Since January 2019, the city has produced about 16,000 new housing units; 2,558 are classified as affordable.
Bowser’s budget proposal will include enough housing vouchers through the Local Rent Supplement Program to ensure that half of all homes built using the fiscal 2022 funds are reserved for the lowest income bracket in the District — those who earn less than 30 percent of the area’s median family income (about $39,000 for a family of four). Advocates for the poor for years have criticized the city for allowing many subsidized homes to be priced for higher earners.
“I promise you, we will be very intentional about the types of housing that will come with these investments,” Bowser said at a news conference Monday. “We know, especially as the median income has gone up in our city, not all affordable housing is created equally.”
Polly Donaldson, director of the D.C. Department of Housing and Community Development, said a portion of the fiscal 2021 funds will go toward a series of projects that will create 462 affordable housing units while preserving 175 more.
She was one of several officials to join Bowser and members of the D.C. Council for the news conference at the Spring Flats housing development, a 185-unit affordable complex in Petworth that includes 88 apartments for seniors and was described last year as being affordable for a range of low- to moderate-income households.
“We have to consider Black families and the history of displacement and making sure people can call this place home,” said council member Janeese Lewis George (D-Ward 4), who represents the area. “Oftentimes we hear the community say, ‘We support affordable housing.’ But then when it comes to the type of affordable housing, we start to see a difference there.”

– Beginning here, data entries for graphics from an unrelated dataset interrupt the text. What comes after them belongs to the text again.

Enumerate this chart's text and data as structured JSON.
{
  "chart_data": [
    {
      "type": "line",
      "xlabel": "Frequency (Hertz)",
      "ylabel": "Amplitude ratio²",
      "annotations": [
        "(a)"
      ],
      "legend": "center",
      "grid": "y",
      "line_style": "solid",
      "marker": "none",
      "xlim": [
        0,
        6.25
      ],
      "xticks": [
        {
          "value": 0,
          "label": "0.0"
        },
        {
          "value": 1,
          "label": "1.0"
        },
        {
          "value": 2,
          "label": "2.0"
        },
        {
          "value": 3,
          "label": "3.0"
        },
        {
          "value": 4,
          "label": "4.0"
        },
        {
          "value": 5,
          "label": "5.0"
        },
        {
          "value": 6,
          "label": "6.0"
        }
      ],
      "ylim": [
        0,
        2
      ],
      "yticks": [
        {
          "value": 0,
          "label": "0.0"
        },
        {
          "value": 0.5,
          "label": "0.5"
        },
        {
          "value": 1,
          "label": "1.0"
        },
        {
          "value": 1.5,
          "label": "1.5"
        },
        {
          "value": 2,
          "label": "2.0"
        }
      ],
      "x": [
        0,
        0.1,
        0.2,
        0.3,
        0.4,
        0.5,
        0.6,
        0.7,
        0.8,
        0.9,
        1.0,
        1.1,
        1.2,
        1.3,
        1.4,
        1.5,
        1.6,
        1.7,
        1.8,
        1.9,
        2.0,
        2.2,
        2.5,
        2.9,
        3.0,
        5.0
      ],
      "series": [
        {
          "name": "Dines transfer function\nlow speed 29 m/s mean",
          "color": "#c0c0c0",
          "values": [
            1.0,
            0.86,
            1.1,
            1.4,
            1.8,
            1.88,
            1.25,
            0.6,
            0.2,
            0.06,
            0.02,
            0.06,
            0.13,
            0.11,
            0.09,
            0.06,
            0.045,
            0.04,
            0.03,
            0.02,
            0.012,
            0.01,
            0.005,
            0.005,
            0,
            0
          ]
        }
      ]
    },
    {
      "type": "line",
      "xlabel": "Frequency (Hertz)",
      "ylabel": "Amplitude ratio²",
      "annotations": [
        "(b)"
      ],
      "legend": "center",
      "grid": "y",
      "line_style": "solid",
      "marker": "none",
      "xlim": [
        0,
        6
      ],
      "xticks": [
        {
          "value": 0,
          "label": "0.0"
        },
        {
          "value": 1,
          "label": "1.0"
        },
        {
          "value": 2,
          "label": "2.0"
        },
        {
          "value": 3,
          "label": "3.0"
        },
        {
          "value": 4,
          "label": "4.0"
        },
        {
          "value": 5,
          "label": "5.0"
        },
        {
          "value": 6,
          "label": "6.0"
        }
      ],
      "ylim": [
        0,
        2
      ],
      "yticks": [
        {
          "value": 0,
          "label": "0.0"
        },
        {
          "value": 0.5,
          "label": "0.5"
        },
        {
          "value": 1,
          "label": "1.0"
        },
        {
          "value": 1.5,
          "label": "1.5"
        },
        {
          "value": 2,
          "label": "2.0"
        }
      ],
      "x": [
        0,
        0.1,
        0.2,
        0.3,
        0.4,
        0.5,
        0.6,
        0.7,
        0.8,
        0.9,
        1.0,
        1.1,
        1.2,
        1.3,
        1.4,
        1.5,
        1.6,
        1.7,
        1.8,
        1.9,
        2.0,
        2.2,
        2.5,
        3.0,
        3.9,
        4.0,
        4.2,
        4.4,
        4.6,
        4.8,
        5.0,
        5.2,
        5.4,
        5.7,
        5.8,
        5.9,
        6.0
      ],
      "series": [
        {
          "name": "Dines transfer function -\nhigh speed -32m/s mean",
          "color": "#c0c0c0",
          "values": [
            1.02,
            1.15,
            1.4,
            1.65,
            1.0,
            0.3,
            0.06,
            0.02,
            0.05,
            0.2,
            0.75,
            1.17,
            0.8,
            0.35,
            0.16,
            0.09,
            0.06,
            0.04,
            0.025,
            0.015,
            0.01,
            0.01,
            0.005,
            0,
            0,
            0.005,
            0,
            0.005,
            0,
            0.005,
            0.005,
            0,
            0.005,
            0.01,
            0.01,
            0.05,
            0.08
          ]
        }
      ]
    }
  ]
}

The funding announcement comes less than a week after the council passed amendments to the city’s Comprehensive Plan, a massive document that lays out a blueprint for planning and development in the District and pushes for construction of more affordable units in affluent neighborhoods that have historically lacked them.
It also comes at a time when the District is flush with cash, including federal coronavirus relief money — a sharp contrast from one year ago, when economic fallout from the pandemic pushed Bowser to propose a variety of cuts to balance the budget.
Brittany Ruffin, an affordable housing advocate at the Washington Legal Clinic for the Homeless, praised Bowser’s announcement, highlighting in particular the mayor’s commitment to make sure that operating funds are available to support new affordable housing units after they are up and running.
In the past, Ruffin said, a lack of operating funds has resulted in some developers saying they couldn’t afford to construct units for the lowest-income earners in the District, because they would not be able to generate enough revenue from rent to staff and operate the buildings. A far larger share of the Housing Production Trust Fund has gone toward creating units accessible to those with higher incomes, despite legislation that is supposed to mandate that 50 percent of the fund’s expenditures go toward designated “deeply affordable” units.
“Without the money that will go to operating the unit, you can build a unit. But to actually fund someone being there — there’s no money to actually operate those units,” Ruffin said. “It just shouldn’t happen that the money is put there without the matching operating money. That’s pointless.”
The deputy mayor for planning and economic development, John Falcicchio, said the city will survey housing developers to explore how best to utilize the new pot of money and will offer greater subsidies for projects in areas with high land values. For example: The D.C. nonprofit So Others Might Eat has pitched a housing project in Ward 3 — the wealthiest ward in the city — that would add 23 affordable units and align with Bowser’s goal of spreading affordable housing throughout the city.
The mayor’s long-term plan calls for building 2,000 more affordable units west of Rock Creek Park by 2025. There are fewer than 500 affordable units in that part of the city right now.
“We need projects, that’s where it starts,” Bowser said. “We don’t make the projects, but sometimes we give nudges.”